What emerges from this convergence is a conceptually rich, if still developing, research space. On one side lies the logic of biomass conversion and circular material economies. On the other lies the urgent need for antimicrobial tools that are more selective, more adaptable, and perhaps less ecologically disruptive than conventional broad-spectrum approaches. Yeast-derived biomolecules sit at that interface. They connect renewable feedstocks to functional nanomaterials, and functional nanomaterials to potential biomedical applications. Recent discussions of lignocellulosic valorization in Europe and elsewhere only reinforce the timeliness of this connection, as bio-based production systems are increasingly expected to deliver not just fuels, but high-value products with measurable societal benefit (Güleç et al., 2024; Kulolo et al., 2025).
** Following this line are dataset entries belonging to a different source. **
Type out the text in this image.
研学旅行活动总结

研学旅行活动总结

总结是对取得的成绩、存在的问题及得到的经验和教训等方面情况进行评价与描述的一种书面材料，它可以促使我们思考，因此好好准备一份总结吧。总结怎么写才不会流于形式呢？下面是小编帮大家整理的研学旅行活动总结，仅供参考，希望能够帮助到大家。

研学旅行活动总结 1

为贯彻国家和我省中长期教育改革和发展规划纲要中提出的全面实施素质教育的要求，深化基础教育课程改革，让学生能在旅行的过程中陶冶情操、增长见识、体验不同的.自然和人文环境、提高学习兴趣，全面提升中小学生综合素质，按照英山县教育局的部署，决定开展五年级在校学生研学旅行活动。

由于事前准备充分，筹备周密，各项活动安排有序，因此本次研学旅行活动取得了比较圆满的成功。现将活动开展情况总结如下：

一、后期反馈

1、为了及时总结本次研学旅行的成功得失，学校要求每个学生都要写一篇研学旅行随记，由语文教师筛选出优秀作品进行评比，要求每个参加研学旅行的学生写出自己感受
This narrative review was therefore developed to examine, in an integrated way, how yeast-derived biomolecules are being used in green nanoparticle synthesis, how those efforts relate to biomass valorization and sustainable processing, and why such materials may be relevant to the mitigation of the infant gut resistome. The aim is not to overstate translational readiness. Rather, it is to bring together scattered lines of evidence—industrial, biochemical, and antimicrobial—and ask whether they point toward a credible new framework for sustainable early-life microbiome intervention.